July 17th, 2007
A thought: isn’t it fascinating that grocery stores make you put a quarter or a loonie into the grocery cart to unlock it, so you’ll put the cart away when you’re done to get the money back – and it works? I find it totally interesting that this tactic actually works. People really do return the cart when there’s money on the line. But they really shouldn’t. I mean, come on. It’s, what, a quarter? A buck at most. I would pay one dollar for a grocery cart, if I were the kind of person who wanted a grocery cart. I’m also quite willing to pay twenty-five cents for the luxury of not walking my cart through the parking lot to the return area. Why aren’t more people like me?
This is the clincher: Basically everyone I see at the grocery store wastes money. They buy chips and gum and little plastic clips for keeping the half eaten bag of chips fresh – so obviously they’re not penny pinchers. Yet they still return the cart for that single coin. If you think big picture, it really doesn’t make a lot of sense. If you care so much about that dollar, for god’s sake buy rice instead of frozen pizza!
Maybe other people are just more considerate than me and want to return the cart to be nice… but no. Remember the bad old days, before the coin slot? Remember loose carts all over the parking lot? I tell you the coin thing works. I have no idea why but it does. I stand alone as the rebel who leaves the cart wherever, coin in place. Yes, I’m that jackass. But think of all the money I’m giving away… really I’m a philanthropist! You should aspire to be more like me!

Rebel girl, you may find your car has been dinged by a roaming shopping cary one day as kharmic payback.
As an aside to your post, my store now has another special attachment on the buggies, so that you can’t even take them off the parking lot without them locking up. More security to keep your property shopping cart free!
I have noticed similar devices to what Bronn has mentioned durring my stay out here in Surrey (house sitting for the boss). But I was always a cart returner, even before the coinage issue. Personally I hate the coin thing since I usually dump my change into a bucket at home. I have actually avoided places requiring “the coin” because I knew I did not have one and gone to a different store that I knew was more trusting.
Yeah, I’ve seen the invisible fence too. That’s fine – I don’t actually want to take the cart anywhere.
I have also been stranded without a coin. How frustrating – I’m standing there in the parking lot like an idiot because I don’t have a loonie on me so I actually cannot shop. I should put specific cart coins in the car and just leave them there. You know, if I were organized.

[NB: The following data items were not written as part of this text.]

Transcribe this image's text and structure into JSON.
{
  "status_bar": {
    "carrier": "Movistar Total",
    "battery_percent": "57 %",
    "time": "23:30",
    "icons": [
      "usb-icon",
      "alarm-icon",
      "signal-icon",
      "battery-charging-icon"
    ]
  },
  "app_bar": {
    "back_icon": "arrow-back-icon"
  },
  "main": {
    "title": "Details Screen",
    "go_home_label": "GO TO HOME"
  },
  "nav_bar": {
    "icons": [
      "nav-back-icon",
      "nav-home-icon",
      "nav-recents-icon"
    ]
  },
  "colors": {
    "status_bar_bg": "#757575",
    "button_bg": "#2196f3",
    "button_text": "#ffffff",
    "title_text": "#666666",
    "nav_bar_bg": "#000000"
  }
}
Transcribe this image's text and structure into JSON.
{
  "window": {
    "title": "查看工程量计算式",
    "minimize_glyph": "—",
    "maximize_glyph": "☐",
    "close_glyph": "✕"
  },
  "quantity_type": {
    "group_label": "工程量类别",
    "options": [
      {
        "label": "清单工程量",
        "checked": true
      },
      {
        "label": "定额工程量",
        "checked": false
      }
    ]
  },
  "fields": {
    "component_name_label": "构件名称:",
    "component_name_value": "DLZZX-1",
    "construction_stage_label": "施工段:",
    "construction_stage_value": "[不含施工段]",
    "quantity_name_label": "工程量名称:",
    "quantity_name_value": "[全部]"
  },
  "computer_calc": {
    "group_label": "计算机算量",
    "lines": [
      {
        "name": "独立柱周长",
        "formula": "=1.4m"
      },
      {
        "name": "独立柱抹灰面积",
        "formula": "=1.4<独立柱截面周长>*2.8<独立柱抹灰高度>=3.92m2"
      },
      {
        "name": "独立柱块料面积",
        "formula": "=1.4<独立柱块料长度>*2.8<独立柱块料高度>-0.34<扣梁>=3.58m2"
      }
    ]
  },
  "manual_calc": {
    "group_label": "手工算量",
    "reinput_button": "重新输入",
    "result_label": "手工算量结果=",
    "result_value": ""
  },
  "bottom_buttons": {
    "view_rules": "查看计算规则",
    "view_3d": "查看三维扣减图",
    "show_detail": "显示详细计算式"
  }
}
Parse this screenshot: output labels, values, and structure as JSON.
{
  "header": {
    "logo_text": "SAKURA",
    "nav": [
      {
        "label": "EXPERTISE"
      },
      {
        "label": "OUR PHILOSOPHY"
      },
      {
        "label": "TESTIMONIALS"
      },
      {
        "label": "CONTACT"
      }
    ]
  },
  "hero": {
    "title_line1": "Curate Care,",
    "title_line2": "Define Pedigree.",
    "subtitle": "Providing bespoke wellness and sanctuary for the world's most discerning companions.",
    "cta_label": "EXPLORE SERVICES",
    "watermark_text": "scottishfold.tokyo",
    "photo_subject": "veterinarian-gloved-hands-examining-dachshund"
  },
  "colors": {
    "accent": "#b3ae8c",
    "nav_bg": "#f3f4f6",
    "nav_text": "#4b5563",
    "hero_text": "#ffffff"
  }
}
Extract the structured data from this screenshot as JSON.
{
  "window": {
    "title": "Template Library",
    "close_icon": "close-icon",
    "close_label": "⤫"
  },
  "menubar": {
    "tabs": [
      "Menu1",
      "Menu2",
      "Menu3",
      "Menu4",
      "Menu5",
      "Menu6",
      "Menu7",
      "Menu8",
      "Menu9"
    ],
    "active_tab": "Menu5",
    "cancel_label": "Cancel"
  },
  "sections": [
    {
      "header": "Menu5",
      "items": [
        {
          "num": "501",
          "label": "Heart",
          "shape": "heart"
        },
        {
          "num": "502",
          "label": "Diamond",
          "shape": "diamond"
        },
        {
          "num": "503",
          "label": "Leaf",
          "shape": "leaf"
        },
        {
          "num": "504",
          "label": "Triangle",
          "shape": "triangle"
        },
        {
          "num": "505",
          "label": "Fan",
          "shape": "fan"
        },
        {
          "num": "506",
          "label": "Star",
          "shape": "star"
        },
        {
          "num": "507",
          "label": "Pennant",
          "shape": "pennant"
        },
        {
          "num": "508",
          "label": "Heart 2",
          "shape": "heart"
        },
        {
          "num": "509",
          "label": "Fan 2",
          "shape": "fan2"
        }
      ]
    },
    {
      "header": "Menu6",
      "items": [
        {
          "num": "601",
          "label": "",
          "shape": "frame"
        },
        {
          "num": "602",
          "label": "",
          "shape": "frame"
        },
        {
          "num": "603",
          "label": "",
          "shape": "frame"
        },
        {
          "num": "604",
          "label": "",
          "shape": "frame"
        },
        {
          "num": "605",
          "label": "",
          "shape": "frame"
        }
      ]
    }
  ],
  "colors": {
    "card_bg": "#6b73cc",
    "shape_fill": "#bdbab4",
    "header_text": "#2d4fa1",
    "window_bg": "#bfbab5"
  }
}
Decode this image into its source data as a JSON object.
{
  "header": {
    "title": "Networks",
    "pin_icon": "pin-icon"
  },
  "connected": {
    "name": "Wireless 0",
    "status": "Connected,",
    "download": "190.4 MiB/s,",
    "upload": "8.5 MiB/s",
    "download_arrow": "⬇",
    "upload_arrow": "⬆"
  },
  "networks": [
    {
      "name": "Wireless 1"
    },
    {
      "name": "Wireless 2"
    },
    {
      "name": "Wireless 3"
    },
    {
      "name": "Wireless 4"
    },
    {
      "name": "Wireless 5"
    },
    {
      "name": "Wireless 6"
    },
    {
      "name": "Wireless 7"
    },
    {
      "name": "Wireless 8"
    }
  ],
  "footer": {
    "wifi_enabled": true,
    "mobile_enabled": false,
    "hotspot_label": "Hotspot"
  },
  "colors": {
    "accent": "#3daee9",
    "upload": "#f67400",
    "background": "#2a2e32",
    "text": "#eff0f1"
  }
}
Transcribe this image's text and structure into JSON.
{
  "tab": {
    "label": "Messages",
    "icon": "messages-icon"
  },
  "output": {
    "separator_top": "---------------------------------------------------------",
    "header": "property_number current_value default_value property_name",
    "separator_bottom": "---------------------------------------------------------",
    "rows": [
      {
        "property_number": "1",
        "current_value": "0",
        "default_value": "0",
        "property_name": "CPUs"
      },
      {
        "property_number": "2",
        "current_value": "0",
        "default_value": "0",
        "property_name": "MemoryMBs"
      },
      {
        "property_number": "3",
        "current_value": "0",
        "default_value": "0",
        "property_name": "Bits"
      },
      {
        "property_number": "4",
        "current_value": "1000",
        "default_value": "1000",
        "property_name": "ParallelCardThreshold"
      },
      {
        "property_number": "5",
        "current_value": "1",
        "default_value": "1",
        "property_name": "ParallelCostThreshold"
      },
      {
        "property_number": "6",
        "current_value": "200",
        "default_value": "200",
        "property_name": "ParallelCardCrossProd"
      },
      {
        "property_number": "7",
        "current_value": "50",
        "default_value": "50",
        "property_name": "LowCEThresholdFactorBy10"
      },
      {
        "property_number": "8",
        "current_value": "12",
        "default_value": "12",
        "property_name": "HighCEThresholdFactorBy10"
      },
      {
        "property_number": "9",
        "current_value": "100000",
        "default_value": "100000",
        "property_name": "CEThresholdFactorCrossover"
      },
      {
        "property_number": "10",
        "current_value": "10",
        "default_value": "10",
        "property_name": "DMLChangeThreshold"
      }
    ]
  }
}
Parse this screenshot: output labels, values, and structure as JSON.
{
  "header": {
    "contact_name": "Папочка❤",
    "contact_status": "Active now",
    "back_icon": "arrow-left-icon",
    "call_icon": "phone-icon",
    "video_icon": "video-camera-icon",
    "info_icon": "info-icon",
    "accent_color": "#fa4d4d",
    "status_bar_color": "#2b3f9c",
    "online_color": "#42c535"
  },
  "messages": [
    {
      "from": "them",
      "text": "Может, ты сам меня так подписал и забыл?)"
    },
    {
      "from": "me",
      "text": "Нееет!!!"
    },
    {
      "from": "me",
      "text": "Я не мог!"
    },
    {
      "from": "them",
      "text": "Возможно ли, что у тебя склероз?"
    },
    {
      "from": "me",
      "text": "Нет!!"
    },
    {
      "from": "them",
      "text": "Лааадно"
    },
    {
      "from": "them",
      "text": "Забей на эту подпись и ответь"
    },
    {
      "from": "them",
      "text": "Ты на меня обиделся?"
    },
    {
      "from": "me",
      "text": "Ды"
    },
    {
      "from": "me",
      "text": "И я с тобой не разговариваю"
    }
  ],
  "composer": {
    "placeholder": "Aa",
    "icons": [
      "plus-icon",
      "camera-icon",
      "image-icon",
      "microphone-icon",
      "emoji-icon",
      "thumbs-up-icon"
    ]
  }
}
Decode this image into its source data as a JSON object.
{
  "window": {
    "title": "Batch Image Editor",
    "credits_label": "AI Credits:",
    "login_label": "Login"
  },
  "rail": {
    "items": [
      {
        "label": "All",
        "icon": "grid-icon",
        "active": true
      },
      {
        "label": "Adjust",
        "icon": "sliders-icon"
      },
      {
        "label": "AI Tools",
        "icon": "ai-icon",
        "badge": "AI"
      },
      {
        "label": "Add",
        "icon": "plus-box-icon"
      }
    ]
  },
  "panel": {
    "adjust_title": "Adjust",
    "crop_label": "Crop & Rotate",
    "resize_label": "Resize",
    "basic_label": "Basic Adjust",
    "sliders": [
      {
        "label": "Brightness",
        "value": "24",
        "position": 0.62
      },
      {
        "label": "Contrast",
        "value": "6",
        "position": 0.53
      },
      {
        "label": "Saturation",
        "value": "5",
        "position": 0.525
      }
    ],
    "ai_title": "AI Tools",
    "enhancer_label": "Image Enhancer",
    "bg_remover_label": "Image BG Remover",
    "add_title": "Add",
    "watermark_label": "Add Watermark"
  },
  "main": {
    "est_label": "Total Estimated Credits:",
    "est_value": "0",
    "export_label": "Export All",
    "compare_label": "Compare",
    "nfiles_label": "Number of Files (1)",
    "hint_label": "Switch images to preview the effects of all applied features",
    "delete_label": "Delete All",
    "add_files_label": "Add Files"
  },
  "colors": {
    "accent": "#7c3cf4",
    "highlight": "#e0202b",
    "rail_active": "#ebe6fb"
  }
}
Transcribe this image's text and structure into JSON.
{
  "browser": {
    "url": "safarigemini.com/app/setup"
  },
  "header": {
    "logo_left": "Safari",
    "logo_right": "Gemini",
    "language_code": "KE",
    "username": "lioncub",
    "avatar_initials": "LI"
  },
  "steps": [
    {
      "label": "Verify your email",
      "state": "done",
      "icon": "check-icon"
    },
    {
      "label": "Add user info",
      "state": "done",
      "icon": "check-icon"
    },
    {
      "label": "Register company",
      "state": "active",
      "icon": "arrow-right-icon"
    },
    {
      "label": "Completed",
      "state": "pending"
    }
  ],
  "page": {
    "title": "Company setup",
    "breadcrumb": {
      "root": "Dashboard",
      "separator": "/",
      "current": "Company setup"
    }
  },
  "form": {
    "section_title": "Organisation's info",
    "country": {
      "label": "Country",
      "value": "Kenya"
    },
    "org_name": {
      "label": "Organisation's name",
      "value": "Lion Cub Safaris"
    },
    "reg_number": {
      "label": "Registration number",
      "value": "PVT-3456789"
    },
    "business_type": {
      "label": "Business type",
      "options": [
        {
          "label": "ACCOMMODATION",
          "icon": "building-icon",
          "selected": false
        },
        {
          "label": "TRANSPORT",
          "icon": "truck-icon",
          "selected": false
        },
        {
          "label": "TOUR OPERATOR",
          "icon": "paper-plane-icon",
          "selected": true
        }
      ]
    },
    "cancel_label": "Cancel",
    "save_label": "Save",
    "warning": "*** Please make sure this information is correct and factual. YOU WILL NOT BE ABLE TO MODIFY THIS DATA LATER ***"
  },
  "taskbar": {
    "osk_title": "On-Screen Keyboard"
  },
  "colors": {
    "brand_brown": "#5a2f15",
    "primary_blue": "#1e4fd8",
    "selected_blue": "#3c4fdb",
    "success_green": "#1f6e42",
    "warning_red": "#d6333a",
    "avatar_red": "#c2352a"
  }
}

Maybe if you had returned your last cart you would have had a coin. That’s why people return theirs: so they have no problems getting a cart the next time.
Honestly.. having to pay for a cart would drive me bat-shit.
First of all.. I’m anti coin. I only carry around my cell, a 20, and a credit card. And those things fit inside my cell case.
Thankfully men love coins.. so my husband winds up getting rid of all my change.
I must say, you’ve disappointed me greatly here. I very much hate having to get out of my car to move a cart out of the stall I’m trying to park in, and it’s a matter of public record that when I rule this land, leaving shopping carts in parking stalls will be a capital offense. You’ve been warned.
I am suitably shamed.
But I will say this – usually I take the skytrain to the safeway at Commercial, so when I leave the store and abandon my cart it’s almost always in the covered area by the door, the area between the store doors and the sidewalk. So my cart isn’t actually in the parking lot, it’s on the sidewalk. But the point is taken: I am a jerk.
I bring the cart back for the dollar because then I have a dollar coin in the car for the next time I go.
And c’mon, you wouldn’t spend 30 seconds returning the cart? That’s $120/hour in work right there and I don’t think you’re making that right now. If you saw a dollar on the ground would it not be worth it to bend over to pick it up?
I am unconvinced by your argument. I actually don’t make, and never will make, 120/hour returning carts. There’s no profit in it at all, only prevention of a loss. A small loss at that. I think of it as paying .25 for some convenience. I pay much more than that for other conveniences in life – like my car, for example.